Truth is, it wasn't over; it was about to get much worse.

No more than 5 feet away, I saw her sitting at another table, but not on a chair. She was sitting in the lap of a guy I'd never seen before.

As my crooked smile faded, I saw her smile growing. They were laughing, having a good time. There wasn't room on that chair for a third person, even if I was only 100 pounds at the time. Up close and under the lights, she was even more beautiful than I imagined. Her boyfriend looked fresh from the pages of a J. Crew catalog, and I secretly wondered how I could find his address so I could mail him half of a cat. Half of his cat. I bet he smelled like Polo and had a closet full of rugby shirts with popped collars, each one sexier than the last.

What an asshole. I didn't know the first thing about either one of them, but I knew he didn't deserve her. Neither did I, really, but at least I knew who Larry Csonka was (see part 1). I stood there alone, watching the two of them like a car accident until the song mercifully ended.

Dejected and heartbroken for the second time tonight, I waded through the crowd of happy people, back to where I was talking with Vinny earlier. He was waiting for me, and he was also by himself. That made me feel a little better.

'How'd it go?' he asked me.

'Um...couldn't find her.' I fired back, lying for about the tenth time that night. 'How about you?'

'She didn't want to dance. What a bunch of crap.'

'I hear you, dude. Oh well, still plenty of time tonight, right?'

'You got it.'

We stood there, trying our damnest to save face after such a wicked turn of events. He eventually disappeared into the darkness of the dance floor, and I tried to get the image out of my head of J. Crew with my mystery girl on his lap.

I didn't see her again that night, mainly because I didn't want to. There were plenty of other ways I could torture myself if need be. Besides, the night was barely half-over. There was so much more left to do; so many people left to reject me.

In case you haven't caught on by now, the mystery girl was the Missus.

(Tomorrow: Part III.)

Just goes to show that at one point in his life, CDP was a skinny, pale, awkward boy with a lusting for the Missus.

Completely different from the man he has grown into, of course.

You might want to mention something about TV in the next post.
I like the story...I've been looking out each morning for when the new edition shows up!

People probably just don't want to comment part way through a story. I mean who wants to throw out theories part way through?

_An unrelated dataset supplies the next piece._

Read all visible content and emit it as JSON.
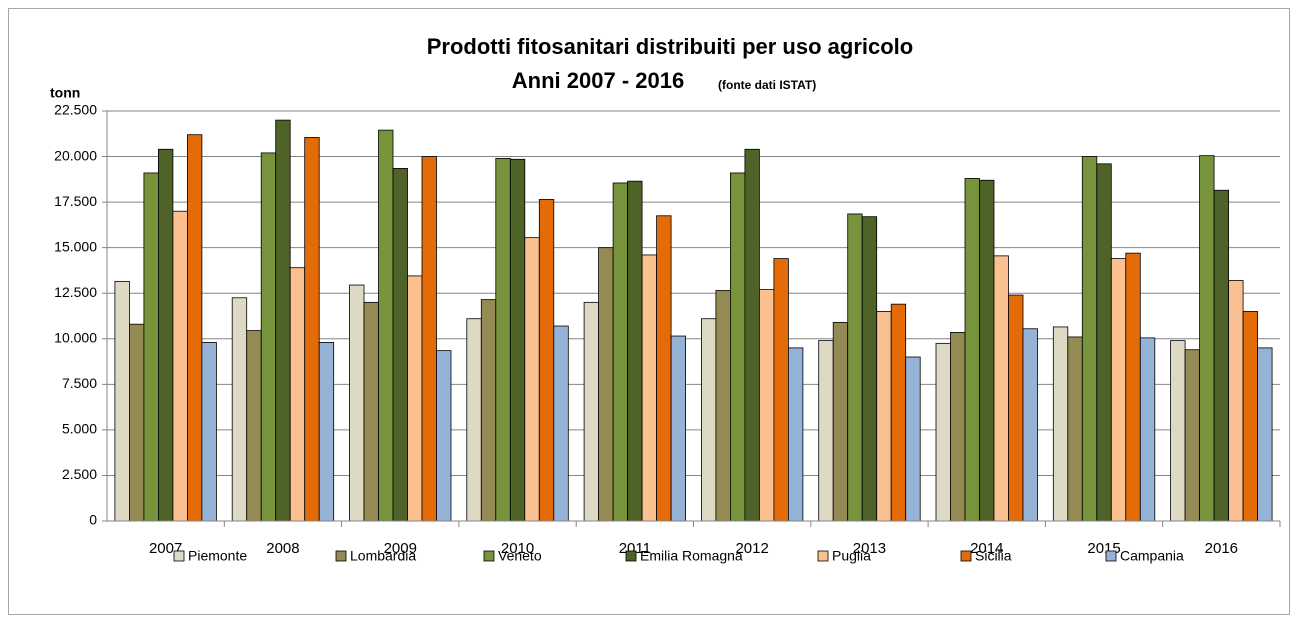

One's idea could look ridiculous!

So I predict on Lost that they are using a trebuchet to launch the food from the center of the island, after it is delivered via DHARMA shark-guarded submarines to the "underwater hatch" and sent by mind-reading, black-smoke spewing underground trains to said food base there.

Oh, and I bet in the end...you get the girl.
I may end up with the girl in the long run, but not during this story. My luck wasn't as good as it is now, which isn't saying much.

I like the idea that DHARMA is catapulting food throughout the island from the '?' in the center. What a fun job that would be.